The rubbish, the beet and the car wrecks were removed; financial support of about €150,000 was obtained from State agencies, another €50,000 from the local community. Soon the once decrepit quarry was transformed into a unique auditorium representing one of Ireland’s most innovative community projects. But how did the idea come about? What persuaded a small, hurling-mad community in rural west Kilkenny to invest so much time and money in an ambitious project normally associated with sunnier climates? According to Flaherty, several ideas were considered, including an amenity lake in the quarry, but when landscape architect Desmond Fitzgerald was retained by KBK, he suggested an amphitheatre to take advantage of the spectacular setting and unique acoustics. “Some of us were already aware of the Minack Theatre, a very successful cliff-top amphitheatre in Cornwall, so we readily accepted the idea and you could say that Ballykeeffe is modelled on Minack,” says Flaherty.
THE PASSAGE OF time has certainly proved the value of the idea. Ballykeeffe has become hugely popular as a venue for theatrical presentations and concerts, and performers such as Andy Irvine, Anúna, Kila, Cora Venus Lunny and Nóirín Ní Riain have praised the great acoustics and unique atmosphere.
“There can’t be anywhere else like Ballykeeffe in Ireland,” says Moya Brennan, who has performed at the venue. “Playing there was a pleasure – it’s intimate and easy to connect with the audience, but at the same time there’s a sense of grandeur and drama beneath the magnificent rock face.”

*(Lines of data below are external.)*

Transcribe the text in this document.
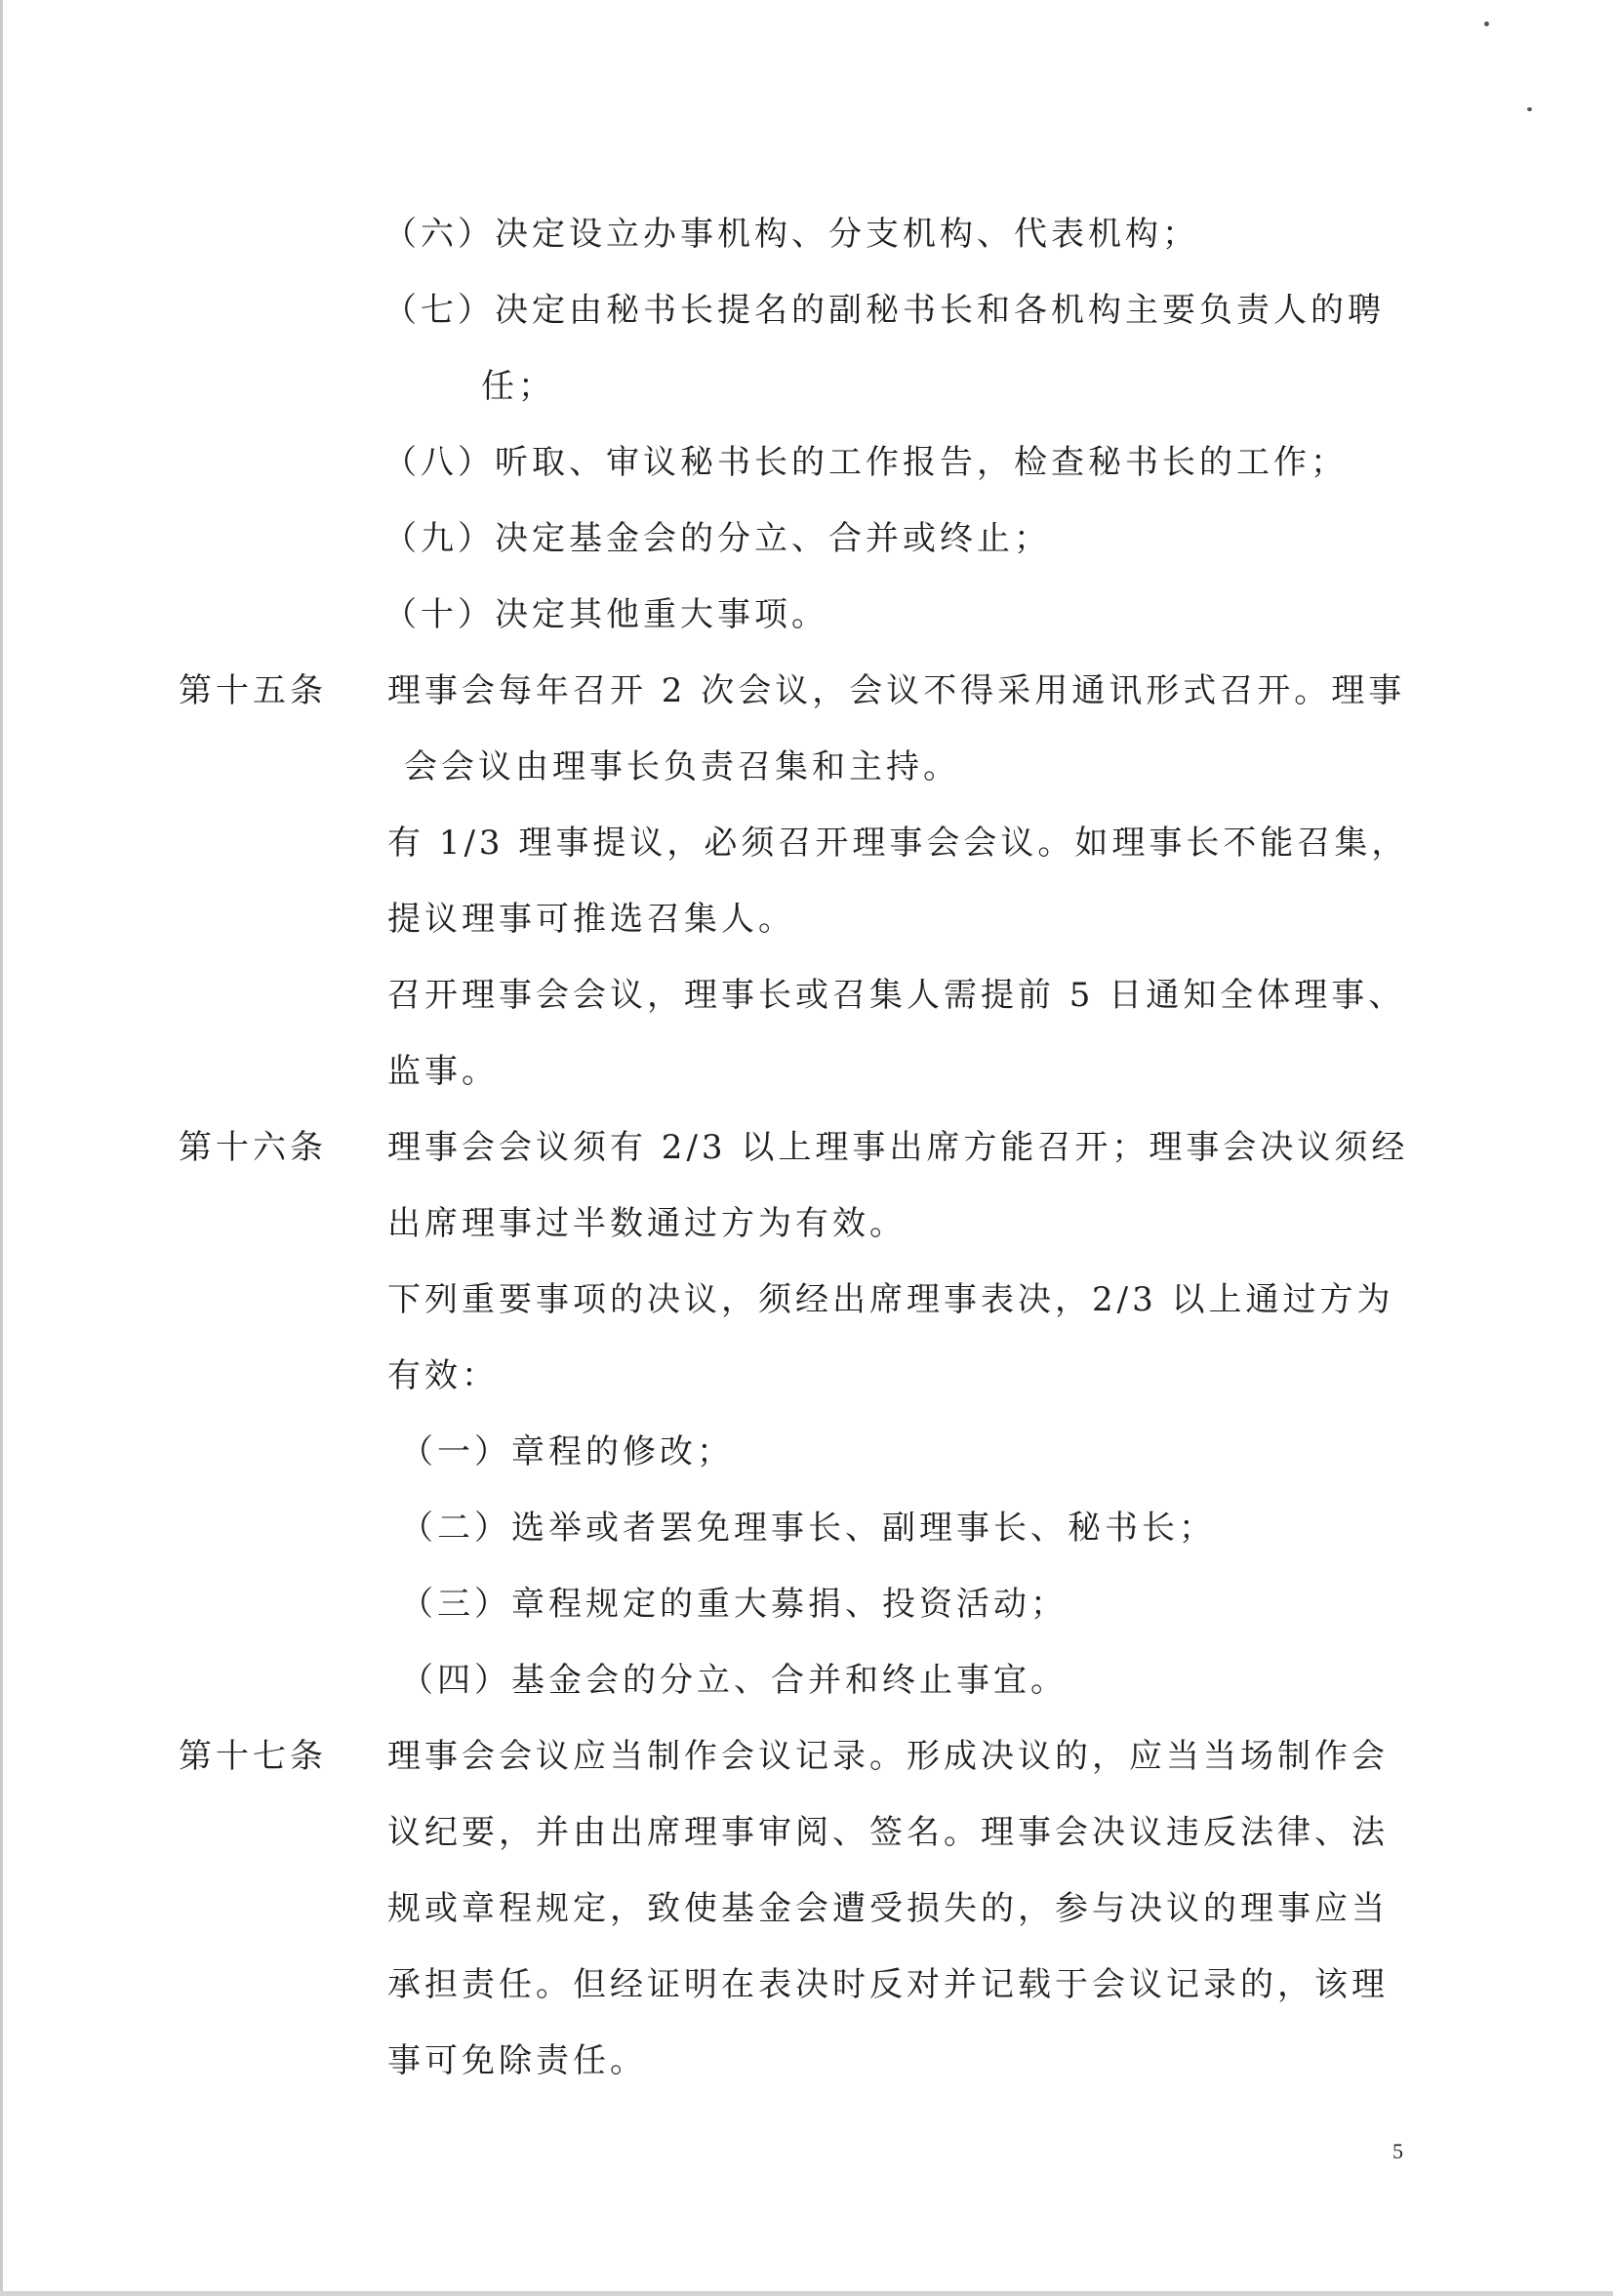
（六）决定设立办事机构、分支机构、代表机构；
（七）决定由秘书长提名的副秘书长和各机构主要负责人的聘
任；
（八）听取、审议秘书长的工作报告，检查秘书长的工作；
（九）决定基金会的分立、合并或终止；
（十）决定其他重大事项。
第十五条 理事会每年召开 2 次会议，会议不得采用通讯形式召开。理事
会会议由理事长负责召集和主持。
有 1/3 理事提议，必须召开理事会会议。如理事长不能召集，
提议理事可推选召集人。
召开理事会会议，理事长或召集人需提前 5 日通知全体理事、
监事。
第十六条 理事会会议须有 2/3 以上理事出席方能召开；理事会决议须经
出席理事过半数通过方为有效。
下列重要事项的决议，须经出席理事表决，2/3 以上通过方为
有效：
（一）章程的修改；
（二）选举或者罢免理事长、副理事长、秘书长；
（三）章程规定的重大募捐、投资活动；
（四）基金会的分立、合并和终止事宜。
第十七条 理事会会议应当制作会议记录。形成决议的，应当当场制作会
议纪要，并由出席理事审阅、签名。理事会决议违反法律、法
规或章程规定，致使基金会遭受损失的，参与决议的理事应当
承担责任。但经证明在表决时反对并记载于会议记录的，该理
事可免除责任。
5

This summer’s amphitheatre programme begins tomorrow at 3pm with Cinderella – a family show presented by Chapterhouse Theatre Company. Over the August bank holiday weekend, choral group Anúna will perform on Saturday followed on Sunday by an outdoor céilí. Events continue in August with English rock band Oliver/Dawson Saxon playing on the 14th; and the summer programme concludes on the 15th with the Rafter Family’s mix of classical and traditional music.
Ballykeeffe isn’t just a venue for concerts. It’s also been used for fun days, lectures, exhibitions and as a picnic and recreational facility by voluntary organisations, schools and outdoor activity centres. And the amphitheatre merits a visit in its own right. To soak up the atmosphere of the place just go along at a quieter time and enjoy the solitude of a walk in the Dúchas-managed nature reserve, followed, perhaps, by a picnic while watching the climbers in action. And at some stage it will surely cross your mind that this innovative community project represents an example of how modest amounts of taxpayers’ money have been spent to excellent effect.